絵本を閉じる直前まで笑わせてくれる、隅から隅までかわいらしい絵本です。すぐに読み終わるので課題の合間にぜひ。でもかわいい要素は絵の中にも隠れています。一緒にお母さんを探してみてください。
第79回 学生アルバイトおすすめ本
図書館 学生アルバイト 上田 晴加
私のオススメ
『表参道のセレブ犬とカバーニャ要塞の野良犬』
若林 正恭著
KADOKAWA 2017年
お笑いコンビ・オードリーの若林さんのエッセイです。芸人としては、相方の春日さんへのツッコミや独特の空気感で人気ですが、お休みがあると一人で旅行に行くのが趣味だそうです。

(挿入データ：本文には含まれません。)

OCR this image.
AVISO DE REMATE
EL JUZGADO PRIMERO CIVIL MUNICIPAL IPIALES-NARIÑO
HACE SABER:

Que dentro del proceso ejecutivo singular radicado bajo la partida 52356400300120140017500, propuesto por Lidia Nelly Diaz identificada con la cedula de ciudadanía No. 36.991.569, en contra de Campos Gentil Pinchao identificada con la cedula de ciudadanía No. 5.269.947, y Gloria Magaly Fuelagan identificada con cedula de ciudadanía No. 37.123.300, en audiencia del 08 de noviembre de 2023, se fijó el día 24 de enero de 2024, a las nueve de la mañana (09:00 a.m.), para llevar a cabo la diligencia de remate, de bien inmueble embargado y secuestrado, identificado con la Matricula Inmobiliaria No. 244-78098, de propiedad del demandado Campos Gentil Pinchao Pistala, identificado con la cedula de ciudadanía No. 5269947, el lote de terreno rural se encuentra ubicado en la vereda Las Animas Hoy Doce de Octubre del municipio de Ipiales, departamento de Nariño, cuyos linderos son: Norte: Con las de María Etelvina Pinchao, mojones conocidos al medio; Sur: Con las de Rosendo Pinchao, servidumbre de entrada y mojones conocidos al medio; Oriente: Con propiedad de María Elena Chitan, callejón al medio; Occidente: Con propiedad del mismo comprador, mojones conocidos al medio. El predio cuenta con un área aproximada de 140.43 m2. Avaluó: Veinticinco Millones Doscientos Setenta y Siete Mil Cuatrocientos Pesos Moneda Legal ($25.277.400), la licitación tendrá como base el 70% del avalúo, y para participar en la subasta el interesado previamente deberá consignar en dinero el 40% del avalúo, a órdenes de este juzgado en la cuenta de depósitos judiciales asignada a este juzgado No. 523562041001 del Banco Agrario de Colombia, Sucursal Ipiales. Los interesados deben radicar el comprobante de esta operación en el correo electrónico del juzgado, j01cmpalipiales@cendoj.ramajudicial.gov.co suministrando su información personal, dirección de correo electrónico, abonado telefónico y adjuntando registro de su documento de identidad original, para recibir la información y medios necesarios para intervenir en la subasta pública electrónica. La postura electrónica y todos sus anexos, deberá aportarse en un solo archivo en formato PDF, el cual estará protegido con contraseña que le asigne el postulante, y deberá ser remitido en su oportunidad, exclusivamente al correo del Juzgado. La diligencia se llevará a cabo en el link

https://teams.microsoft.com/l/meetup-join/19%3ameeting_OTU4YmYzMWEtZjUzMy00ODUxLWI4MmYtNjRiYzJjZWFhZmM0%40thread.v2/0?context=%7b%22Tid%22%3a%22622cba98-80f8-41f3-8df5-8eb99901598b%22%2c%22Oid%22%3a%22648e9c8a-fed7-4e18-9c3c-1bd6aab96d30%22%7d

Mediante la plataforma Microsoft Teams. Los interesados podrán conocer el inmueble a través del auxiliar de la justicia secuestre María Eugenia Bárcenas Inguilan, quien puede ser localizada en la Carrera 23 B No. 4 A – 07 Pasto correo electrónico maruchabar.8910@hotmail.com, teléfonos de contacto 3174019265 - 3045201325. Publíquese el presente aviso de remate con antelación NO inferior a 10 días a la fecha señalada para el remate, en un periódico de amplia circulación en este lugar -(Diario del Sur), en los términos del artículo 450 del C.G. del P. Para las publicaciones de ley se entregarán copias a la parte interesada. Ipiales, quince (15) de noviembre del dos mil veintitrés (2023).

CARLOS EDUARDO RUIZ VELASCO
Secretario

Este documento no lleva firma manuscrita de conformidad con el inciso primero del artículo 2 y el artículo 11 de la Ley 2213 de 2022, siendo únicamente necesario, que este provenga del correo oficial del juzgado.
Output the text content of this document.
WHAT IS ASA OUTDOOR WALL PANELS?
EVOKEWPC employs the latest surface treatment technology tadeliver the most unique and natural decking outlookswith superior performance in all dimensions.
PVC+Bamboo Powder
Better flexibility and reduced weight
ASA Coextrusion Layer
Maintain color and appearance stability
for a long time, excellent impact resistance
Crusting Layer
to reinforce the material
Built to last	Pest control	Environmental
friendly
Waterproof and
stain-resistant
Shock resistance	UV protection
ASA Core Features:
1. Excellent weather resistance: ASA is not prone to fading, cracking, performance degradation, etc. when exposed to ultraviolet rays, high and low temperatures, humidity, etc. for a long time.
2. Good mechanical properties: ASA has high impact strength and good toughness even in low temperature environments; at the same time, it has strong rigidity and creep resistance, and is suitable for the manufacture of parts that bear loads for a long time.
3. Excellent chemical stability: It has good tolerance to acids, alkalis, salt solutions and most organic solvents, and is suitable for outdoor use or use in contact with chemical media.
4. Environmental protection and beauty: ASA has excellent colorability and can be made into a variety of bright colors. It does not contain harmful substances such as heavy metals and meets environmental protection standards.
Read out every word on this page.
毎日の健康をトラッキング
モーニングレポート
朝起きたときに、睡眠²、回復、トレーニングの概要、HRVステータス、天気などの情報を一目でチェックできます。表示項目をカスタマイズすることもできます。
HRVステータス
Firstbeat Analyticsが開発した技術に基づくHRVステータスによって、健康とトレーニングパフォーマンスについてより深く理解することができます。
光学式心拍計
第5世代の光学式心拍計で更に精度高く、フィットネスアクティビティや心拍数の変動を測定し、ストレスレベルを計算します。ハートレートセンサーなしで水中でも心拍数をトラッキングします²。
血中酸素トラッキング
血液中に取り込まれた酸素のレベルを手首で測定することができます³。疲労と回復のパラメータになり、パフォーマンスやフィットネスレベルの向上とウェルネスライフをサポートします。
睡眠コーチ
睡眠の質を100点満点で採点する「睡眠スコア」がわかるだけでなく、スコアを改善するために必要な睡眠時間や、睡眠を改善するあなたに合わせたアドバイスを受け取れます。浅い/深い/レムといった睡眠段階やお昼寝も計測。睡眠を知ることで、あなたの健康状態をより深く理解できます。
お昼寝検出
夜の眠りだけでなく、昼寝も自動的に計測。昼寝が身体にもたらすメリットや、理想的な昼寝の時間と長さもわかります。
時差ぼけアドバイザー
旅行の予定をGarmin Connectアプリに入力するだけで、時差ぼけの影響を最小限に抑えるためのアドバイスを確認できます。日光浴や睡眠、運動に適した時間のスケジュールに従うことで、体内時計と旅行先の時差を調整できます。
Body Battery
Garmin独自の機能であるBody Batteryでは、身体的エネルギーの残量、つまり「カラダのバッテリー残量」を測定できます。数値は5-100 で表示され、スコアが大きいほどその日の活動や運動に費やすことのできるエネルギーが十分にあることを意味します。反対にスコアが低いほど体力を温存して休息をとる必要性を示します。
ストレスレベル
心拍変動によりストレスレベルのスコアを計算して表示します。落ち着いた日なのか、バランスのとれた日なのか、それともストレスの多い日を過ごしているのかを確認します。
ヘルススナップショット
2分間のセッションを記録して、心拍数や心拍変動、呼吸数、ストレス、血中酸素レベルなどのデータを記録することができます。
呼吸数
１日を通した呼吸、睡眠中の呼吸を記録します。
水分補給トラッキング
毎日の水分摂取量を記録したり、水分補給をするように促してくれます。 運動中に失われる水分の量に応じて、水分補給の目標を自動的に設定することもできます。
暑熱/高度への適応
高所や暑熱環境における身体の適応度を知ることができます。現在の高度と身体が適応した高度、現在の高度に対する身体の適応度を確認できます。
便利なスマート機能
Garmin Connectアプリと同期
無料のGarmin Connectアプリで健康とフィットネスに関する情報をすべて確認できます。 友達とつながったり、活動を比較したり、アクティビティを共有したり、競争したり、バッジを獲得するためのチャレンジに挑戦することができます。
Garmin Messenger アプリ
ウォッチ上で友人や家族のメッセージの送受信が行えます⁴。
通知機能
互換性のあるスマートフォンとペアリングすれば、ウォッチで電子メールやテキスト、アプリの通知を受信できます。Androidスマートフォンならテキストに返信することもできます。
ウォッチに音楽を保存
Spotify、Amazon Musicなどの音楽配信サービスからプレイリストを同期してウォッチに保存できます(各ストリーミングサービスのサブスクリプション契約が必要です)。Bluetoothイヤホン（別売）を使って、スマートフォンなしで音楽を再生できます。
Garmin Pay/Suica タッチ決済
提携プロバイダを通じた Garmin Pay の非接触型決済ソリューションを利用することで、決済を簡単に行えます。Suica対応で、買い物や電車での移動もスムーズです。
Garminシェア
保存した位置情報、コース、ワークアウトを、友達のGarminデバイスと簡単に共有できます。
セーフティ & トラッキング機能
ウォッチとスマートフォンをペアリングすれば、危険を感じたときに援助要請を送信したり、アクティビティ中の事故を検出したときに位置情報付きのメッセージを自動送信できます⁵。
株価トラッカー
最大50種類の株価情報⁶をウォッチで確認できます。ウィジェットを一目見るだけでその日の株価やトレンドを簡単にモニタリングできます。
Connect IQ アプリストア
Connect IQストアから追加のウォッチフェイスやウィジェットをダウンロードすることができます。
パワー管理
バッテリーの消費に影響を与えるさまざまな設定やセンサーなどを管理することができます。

今回のエッセイでは、キューバ旅行が題材となっています。キューバは北アメリカと南アメリカの間の海・カリブ海に浮かぶ熱帯の島国で、ビーチ・リゾートや石畳の旧市街があり、明るく穏やかな国民性の国です。社会主義国で、スペインの植民地支配を受けていた背景からスペイン風の建築が多く存在します。2014年にそれまで断絶していたアメリカとの国交を回復したばかりで、治安も良く、1970年代の雰囲気を残した国だそうです。
資本主義、学歴社会、同調圧力、マウンティングといった日本のしがらみから離れて一人キューバへ旅立つ作者は、日本とはかけ離れた価値観や社会制度、現地の人、雰囲気に触れ、作者ならではの書きぶりでエッセイは進みます。芸人・若林正恭だけでなく、一旅行者としての作者から見たキューバがどう映るのか、帰国して改めて見る日本はどうなのか、自分の生き方を見直したくなる一冊です。
第80回 学生アルバイトおすすめ本
図書館 学生アルバイト 高村 未羽
私のオススメ
『変な家』
雨穴著
飛鳥新社 2021年
春と言えば、引越しの季節でもありますね。大学進学して一人暮らしを始めたという人も少なくないのでは無いのでしょうか。そんな一人暮らしを始める時、皆さんはどういった基準で部屋を選びますか?立地や値段も大切ですが、何より部屋の間取りも大切ですよね。
この本『変な家』はそんな間取りに注目した小説となっています。 まずは表紙の間取りを見てみてください。一見普通の家のようですが、じっくり見ると何やら普通の家とは異なる場所が数ヶ所あります。それがなぜあるのか、なぜそんなふうになっているのか。そんなことを考えながら読み進めていってください。
また、この本は小説と言うよりかはインタビューを読んでいる感じに近く、文字数が少ないこともあって短時間で読み切れる作品なので、時間があまりない人にもオススメです。